Friday, March 19, 2010

Tonight's Diversion: Plant Music


I would like to thank the folks at Homegrown Evolution for reminding me about the 1970s experiment in music designed to help your houseplants grow.

I could probably try to tie this into the "Broke is Beautiful" theme as a commentary on the kinds of things people buy when they have more money than they know what to do with.

Buying record albums to make your plants happy could certainly serve as a good example of American commercial excess along with truck nuts, inflatable toast and the baby toupee.

But I would have to admit that in the mid-80s I actually bought the LP pictured at left as a gift for my houseplant loving mom at a sidewalk sale in downtown Bowling Green, Ohio. (I think it was about $1)

It was a pleasant enough album of innocuous baroque music- fairly relaxing. As for its effect on plants? It's hard to say. The greatest effect seemed to be on me. It caused me to antropomorphize our green companions and wonder if the begonias really "liked" the song that was playing and if they were "thinking" about dancing.

Homegrown Evolution introduced me to two more classics of the vegetal orchestral genre. On March 9 they featured Music to Grow Plants.


And on March 16, Plantasia.



Here is Mrs. Homegrown's review:

Mort Garson's Moog generated album Plantasia: Warm Earth Music for Plants and the People Who Love Them is pretty much what I would imagine a macramé suspended spider plant wanting to listen to. Its groovin' Moog bleeps and blats seem more likely to enhance photosynthesis than Dr. Milstein's orchestral wall of sound. Plantasia is pretty much guaranteed to add a foot of growth to your ficus plants.
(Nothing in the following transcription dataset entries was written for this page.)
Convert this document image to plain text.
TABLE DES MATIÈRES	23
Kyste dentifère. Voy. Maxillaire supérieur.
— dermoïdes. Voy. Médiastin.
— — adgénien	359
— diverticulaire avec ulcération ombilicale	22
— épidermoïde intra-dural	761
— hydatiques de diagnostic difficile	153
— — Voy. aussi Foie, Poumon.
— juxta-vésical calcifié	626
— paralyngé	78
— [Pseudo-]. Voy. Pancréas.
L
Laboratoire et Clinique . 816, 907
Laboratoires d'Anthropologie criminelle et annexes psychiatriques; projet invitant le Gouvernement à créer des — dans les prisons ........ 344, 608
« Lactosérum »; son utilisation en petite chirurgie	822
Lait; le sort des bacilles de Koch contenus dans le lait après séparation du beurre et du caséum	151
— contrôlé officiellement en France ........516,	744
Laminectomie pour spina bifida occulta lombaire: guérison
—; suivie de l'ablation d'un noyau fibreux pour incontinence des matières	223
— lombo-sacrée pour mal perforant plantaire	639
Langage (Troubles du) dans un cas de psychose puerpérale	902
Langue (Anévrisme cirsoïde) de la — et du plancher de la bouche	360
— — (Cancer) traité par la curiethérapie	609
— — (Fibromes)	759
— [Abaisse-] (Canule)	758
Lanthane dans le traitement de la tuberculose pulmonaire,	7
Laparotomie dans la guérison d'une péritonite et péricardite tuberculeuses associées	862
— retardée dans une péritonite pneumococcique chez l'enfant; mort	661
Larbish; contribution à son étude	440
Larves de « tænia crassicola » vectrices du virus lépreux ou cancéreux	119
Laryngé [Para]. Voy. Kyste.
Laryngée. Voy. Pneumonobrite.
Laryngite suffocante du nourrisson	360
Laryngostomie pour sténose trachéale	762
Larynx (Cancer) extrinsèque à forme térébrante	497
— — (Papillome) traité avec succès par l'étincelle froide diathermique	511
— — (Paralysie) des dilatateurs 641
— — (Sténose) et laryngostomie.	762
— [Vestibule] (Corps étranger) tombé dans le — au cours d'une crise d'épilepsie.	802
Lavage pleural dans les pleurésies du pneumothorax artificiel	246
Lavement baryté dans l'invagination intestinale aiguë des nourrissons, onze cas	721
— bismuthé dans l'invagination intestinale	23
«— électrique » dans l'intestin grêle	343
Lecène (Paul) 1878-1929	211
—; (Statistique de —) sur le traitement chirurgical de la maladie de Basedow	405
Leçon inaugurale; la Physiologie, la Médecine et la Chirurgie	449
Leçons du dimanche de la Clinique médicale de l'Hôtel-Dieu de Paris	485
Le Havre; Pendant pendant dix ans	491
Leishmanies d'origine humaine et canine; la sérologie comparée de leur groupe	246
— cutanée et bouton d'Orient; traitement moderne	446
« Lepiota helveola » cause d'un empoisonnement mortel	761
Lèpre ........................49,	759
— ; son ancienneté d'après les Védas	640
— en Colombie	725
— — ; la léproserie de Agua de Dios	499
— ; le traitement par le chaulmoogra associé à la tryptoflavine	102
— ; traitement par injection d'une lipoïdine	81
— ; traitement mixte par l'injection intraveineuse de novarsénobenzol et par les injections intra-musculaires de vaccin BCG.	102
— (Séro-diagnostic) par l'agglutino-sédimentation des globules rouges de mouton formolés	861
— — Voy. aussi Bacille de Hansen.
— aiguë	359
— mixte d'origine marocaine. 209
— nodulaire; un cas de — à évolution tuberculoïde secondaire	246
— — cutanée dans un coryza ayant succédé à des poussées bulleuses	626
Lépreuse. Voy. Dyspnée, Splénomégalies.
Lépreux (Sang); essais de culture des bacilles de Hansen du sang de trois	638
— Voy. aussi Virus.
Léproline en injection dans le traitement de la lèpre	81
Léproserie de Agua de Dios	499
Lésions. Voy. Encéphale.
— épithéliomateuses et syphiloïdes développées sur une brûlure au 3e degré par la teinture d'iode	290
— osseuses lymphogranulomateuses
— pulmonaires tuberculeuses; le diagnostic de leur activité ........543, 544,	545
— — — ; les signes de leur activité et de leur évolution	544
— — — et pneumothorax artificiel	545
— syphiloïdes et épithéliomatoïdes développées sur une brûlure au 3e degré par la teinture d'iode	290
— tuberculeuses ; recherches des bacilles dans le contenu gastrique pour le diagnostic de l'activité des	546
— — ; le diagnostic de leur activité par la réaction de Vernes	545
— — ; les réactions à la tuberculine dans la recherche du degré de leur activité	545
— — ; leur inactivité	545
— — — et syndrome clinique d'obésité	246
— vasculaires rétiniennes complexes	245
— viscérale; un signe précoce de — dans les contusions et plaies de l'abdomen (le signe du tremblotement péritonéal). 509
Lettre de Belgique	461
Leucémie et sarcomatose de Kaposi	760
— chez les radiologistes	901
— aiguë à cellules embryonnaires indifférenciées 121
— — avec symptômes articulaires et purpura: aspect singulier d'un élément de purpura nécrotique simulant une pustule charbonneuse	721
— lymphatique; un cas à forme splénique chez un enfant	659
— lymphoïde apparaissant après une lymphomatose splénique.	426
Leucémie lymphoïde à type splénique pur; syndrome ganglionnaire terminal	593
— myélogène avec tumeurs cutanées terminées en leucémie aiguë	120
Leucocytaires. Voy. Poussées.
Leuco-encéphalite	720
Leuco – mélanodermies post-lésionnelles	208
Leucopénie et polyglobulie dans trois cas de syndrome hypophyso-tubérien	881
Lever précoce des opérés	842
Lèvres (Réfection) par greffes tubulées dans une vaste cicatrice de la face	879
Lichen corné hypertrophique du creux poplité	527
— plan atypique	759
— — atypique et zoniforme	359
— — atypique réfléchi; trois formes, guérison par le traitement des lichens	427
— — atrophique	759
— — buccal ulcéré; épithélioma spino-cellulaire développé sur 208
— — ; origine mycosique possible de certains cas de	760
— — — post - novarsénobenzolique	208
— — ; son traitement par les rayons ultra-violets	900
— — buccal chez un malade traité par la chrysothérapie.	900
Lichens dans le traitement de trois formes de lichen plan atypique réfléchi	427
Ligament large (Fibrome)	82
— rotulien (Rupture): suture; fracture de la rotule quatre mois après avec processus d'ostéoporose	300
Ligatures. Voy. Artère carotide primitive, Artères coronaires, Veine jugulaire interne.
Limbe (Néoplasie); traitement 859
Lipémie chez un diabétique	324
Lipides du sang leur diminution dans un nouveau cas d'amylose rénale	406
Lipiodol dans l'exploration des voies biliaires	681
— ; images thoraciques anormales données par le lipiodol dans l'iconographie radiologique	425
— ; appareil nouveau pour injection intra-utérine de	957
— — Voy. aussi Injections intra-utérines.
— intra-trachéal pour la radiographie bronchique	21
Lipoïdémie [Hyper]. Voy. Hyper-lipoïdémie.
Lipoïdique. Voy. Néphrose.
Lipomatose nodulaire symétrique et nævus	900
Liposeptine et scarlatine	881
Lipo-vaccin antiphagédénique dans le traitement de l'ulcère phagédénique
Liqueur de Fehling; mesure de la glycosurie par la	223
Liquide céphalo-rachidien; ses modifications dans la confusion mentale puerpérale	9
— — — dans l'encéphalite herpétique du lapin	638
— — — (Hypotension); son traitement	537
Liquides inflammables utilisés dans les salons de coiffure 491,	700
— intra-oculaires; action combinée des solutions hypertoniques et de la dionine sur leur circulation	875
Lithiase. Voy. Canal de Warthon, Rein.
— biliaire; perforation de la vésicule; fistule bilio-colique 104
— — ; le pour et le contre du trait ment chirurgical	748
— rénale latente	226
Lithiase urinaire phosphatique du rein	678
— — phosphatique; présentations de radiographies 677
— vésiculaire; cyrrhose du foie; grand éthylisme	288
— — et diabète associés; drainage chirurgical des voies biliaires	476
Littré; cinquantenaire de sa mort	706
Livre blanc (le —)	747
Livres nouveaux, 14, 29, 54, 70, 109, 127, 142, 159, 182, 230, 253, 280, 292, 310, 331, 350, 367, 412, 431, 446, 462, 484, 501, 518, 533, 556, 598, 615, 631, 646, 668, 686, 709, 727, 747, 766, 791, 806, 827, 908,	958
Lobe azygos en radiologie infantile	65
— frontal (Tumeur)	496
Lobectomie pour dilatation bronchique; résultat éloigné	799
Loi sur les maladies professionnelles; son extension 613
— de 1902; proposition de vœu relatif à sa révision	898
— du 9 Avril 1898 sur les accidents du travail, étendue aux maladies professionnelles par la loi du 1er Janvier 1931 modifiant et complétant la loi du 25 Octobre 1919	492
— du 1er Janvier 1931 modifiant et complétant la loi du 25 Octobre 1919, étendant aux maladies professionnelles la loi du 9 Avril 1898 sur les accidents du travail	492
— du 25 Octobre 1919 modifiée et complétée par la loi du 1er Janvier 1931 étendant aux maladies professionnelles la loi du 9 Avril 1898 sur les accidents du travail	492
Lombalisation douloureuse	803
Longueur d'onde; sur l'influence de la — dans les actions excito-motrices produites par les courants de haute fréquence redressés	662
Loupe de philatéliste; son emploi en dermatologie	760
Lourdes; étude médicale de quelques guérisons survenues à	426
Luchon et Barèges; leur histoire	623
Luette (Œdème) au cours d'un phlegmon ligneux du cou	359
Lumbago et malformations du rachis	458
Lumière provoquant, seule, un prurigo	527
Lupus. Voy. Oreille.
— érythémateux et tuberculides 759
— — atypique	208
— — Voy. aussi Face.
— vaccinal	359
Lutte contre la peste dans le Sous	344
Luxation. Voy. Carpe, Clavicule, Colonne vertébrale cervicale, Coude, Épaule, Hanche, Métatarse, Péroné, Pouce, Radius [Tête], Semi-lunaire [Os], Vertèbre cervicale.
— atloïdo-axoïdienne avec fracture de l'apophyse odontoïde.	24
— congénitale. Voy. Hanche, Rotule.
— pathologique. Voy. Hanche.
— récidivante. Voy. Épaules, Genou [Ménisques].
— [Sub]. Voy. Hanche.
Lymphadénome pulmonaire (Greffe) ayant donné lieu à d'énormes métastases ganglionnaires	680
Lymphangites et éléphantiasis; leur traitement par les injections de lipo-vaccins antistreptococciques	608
Avi also provided a link to the entire 1979 documentary version of The Secret Life of Plants. It took me two evenings to make it through the endless time lapse and interpretive dance sequences. But there's plenty of wackiness to enjoy, including a soundtrack by Stevie Wonder who appears at the end singing to, well, a bunch of plants. The highlight for me was seeing the laboratory equipment of Indian scientist Jagadish Chandra Bose, inventor of the cresnograph a device for measuring plant growth.